Uma lei X é aprovada que entrou em vigor, e sofre um processo de fiscalização abstrata sucessiva
da constitucionalidade e a norma é considerada inconstitucional. O primeiro efeito desta decisão
é que a lei X nunca mais pode ser aplicada no futuro, é invalidada. Nos termos do artigo 282º os
efeitos da declaração de inconstitucionalidade reportam-se ao momento da entrada em vigor da
norma considerada inconstitucional, ou seja, todos os efeitos que a norma tenha produzido são
apagados, o objetivo é que se possa agir como se aquela norma nunca tivesse existido. Aos efeitos
invalidatórios juntam-se os efeitos retroativos. Por outro lado, uma declaração de
inconstitucionalidade com força obrigatória geral produz um abalo ao Ordenamento Jurídico e
que produz efeitos retroativos, o que cria um vazio na resolução de um determinado problema
que era regulado pela X, que foi considerada inconstitucional.
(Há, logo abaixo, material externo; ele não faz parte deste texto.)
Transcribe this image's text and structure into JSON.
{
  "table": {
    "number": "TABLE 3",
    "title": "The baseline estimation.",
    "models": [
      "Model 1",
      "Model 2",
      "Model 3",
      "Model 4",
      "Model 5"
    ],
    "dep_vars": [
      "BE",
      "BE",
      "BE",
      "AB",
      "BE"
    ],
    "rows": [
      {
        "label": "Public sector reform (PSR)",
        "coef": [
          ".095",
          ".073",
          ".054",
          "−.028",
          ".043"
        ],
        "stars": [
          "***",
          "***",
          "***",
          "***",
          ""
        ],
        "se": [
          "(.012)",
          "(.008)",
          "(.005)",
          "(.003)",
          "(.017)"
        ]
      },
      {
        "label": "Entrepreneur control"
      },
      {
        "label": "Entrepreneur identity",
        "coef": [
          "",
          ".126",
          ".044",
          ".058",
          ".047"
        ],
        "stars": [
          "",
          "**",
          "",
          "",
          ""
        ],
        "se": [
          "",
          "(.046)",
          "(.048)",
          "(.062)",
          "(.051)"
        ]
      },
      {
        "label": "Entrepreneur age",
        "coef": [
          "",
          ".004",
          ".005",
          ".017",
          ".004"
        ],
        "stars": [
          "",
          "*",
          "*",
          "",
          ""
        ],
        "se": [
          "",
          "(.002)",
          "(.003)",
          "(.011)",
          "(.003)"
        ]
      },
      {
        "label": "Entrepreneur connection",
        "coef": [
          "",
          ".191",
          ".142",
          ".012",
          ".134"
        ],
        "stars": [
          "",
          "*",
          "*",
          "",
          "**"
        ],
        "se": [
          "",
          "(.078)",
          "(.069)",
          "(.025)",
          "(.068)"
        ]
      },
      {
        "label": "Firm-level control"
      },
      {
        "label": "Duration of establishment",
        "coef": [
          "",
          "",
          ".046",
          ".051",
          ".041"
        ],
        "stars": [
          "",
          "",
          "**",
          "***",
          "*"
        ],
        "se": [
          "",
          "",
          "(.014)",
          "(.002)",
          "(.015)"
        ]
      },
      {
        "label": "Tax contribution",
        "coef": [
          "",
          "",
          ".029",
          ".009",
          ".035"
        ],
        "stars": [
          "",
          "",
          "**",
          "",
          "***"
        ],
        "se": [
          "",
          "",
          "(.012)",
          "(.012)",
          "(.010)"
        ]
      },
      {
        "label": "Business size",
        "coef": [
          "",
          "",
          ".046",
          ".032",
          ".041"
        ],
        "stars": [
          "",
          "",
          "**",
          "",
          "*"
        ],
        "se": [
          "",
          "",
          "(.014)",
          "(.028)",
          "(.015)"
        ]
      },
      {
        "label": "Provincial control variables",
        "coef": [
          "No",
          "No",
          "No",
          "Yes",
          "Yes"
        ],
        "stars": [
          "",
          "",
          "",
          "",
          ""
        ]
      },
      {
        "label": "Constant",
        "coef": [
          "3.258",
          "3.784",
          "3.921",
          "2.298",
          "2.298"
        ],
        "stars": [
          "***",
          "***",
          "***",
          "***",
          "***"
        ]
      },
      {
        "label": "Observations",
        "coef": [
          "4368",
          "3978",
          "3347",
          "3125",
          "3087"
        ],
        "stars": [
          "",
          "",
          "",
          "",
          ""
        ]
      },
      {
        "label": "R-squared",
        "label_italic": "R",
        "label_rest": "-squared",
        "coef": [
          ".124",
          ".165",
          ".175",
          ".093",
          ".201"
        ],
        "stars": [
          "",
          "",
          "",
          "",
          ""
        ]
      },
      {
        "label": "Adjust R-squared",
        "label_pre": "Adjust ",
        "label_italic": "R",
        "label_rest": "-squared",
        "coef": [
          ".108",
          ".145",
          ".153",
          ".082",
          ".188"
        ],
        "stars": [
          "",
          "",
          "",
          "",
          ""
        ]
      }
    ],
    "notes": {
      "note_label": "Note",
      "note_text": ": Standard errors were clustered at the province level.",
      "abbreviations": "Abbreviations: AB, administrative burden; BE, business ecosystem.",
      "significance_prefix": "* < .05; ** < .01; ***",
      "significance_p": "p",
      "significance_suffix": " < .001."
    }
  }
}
A Constituição prevê que para
além de efeitos invalidatórios e retroativos, a declaração de inconstitucionalidade com força
obrigatória geral também tem efeitos repristinatórios. Admitindo que a lei X revogou e substituiu
a lei Y, para evitar o vazio legal a declaração de inconstitucionalidade implica que a lei não mais
poderá ser aplicada no futuro, implica que essa invalidade deve ter efeitos retroativos e implica
que há a repristinação (reposição da vigência) da lei que tinha sido afastada por revogação, ou
seja, para evitar o vazio legal até que o legislador volte a pronunciar-se é revigorada a lei que
tinha sido revogada (lei Y) – artigo 282º nº1. No artigo 282º nº 4 a Constituição prevê que o
Tribunal Constitucional pode regular os efeitos da decisão, ou seja, em princípio a declaração
de inconstitucionalidade com força obrigatória geral implica efeitos invalidatórios, retroativos
e repristinatórios, mas o Tribunal Constitucional pode por exemplo, afastar a eficácia retroativa.
Por exemplo: uma norma relativa á liquidação de IRS, que está em vigor durante 3 anos, e
durante esse tempo milhões de declarações de IRSS foram liquidadas com base naquela norma.
Se a norma vier a ser declarada inconstitucional com força obrigatória geral, têm de se rever a
liquidação de milhões de contribuintes em três anos fiscais, o que é impossível. Neste caso, o
Tribunal Constitucional declara a inconstitucionalidade apenas para o futuro.